Deploying Harbor on Kubernetes using Helm

- Prerequisites:
- A running Kubernetes cluster
- kubectl is configured to interact with your cluster.
- Helm (recommended) for simplified deployment.
- Persistent storage provisioner (e.g., NFS, iSCSI etc.). You can also configure an object storage to store the blobs of the artifacts. This is widely used for users deploying an HA instance of Harbor
- A load balancer/ingress controller/gateway API to expose Harbor services
- Download Harbor Deployment Manifests: Obtain the official Harbor Helm charts or raw Kubernetes YAML files. Helm is typically preferred for its ease of configuration and management.
> helm repo add harbor https://helm.goharbor.io
> helm fetch harbor/harbor --untar

- Configure values.yaml: Customize the values.yaml file (for Helm) to define:
- External URL.
- Storage class for persistent volumes.
- Database configuration (internal or external PostgreSQL).
- Redis configuration.
- Security settings (TLS/SSL certificates).
- Administrator credentials.
For our particular scenario, we change:
- Set expose.type to loadBalancer
- Set expose.tls.auto.commonName (Needed when expose.type is not ingress)
- Set expose.ingress.hosts.core to the External URL FQDN
- If there is no default storage class set on your cluster, then set the storageClass for all the pods in the persistence section.
- Set the externalURL FQDN
- Deploy Harbor: Use Helm to deploy Harbor into your cluster.
> helm install harbor harbor/harbor --namespace harbor --create-namespace -f values.yaml
This command will create the necessary deployments, services, statefulsets, and persistent volume claims for Harbor.

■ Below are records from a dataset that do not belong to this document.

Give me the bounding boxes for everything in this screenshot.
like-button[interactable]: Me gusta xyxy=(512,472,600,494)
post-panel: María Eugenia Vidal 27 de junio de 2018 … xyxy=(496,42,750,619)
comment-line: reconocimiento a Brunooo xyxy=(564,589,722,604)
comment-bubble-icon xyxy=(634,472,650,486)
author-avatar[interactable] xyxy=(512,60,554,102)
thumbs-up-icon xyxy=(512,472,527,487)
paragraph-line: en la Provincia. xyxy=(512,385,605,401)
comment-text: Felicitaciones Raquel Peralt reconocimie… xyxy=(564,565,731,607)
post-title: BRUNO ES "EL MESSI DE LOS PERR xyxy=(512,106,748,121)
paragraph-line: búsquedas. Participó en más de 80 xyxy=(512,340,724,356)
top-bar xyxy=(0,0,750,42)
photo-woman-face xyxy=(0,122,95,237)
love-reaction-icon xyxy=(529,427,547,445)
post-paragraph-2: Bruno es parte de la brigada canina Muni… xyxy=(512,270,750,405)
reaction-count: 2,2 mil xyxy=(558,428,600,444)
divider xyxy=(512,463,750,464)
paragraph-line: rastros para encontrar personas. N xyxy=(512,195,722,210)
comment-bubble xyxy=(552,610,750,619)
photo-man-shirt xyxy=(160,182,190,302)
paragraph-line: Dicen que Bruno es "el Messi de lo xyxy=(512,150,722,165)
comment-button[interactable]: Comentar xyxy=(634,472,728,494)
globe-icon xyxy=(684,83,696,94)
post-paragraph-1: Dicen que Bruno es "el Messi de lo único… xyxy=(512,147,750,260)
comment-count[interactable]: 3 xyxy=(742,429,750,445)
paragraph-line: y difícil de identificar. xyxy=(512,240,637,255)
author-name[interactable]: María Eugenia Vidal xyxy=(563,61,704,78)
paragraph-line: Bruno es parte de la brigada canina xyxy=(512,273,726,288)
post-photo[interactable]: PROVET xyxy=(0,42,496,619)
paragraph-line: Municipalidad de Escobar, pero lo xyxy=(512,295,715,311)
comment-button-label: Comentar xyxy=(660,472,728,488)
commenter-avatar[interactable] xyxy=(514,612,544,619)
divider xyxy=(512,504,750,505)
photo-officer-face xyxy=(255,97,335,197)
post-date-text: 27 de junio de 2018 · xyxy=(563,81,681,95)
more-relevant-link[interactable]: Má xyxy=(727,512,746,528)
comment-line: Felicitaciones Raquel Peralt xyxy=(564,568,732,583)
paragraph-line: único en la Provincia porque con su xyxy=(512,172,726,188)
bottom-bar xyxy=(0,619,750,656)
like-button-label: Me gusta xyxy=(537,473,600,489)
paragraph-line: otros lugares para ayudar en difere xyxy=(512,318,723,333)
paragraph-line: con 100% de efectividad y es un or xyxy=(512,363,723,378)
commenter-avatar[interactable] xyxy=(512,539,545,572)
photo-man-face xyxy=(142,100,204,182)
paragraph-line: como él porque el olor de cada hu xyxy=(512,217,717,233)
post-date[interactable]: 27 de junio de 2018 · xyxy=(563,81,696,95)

- Optionally, there is a manual step to setup the load balancer that is used for the Harbor external IP. In our case, we have already set that up.
- Verify deployment: Check the status of Harbor pods, access the UI, and perform a test push/pull of an image.


This concludes the deployment of Harbor on a kubernetes cluster using Helm. This gets Harbor up and running however does not make it production-ready as it is missing SSL certificates that need to be set up and managed manually as well as the load balancer that fronts the Harbor service.
Additional considerations for production deployments include implementing backup and disaster recovery strategies for the Harbor database and registry storage, configuring high availability with multiple replicas of core components, setting up monitoring and alerting using tools like Prometheus and Grafana, and implementing proper access control policies and RBAC configurations.
Summary:
Deploying Harbor on Kubernetes provides a robust, scalable, and cloud-native solution for container image management. By leveraging Helm charts and Kubernetes orchestration capabilities, organizations can quickly deploy Harbor with minimal manual configuration while benefiting from Kubernetes’ built-in reliability and scaling features.
Key takeaways from this deployment guide include understanding Harbor’s microservices architecture, properly configuring persistent storage and networking, and verifying functionality through the UI. While this basic deployment gets Harbor operational, additional hardening and production-readiness steps are necessary for enterprise environments.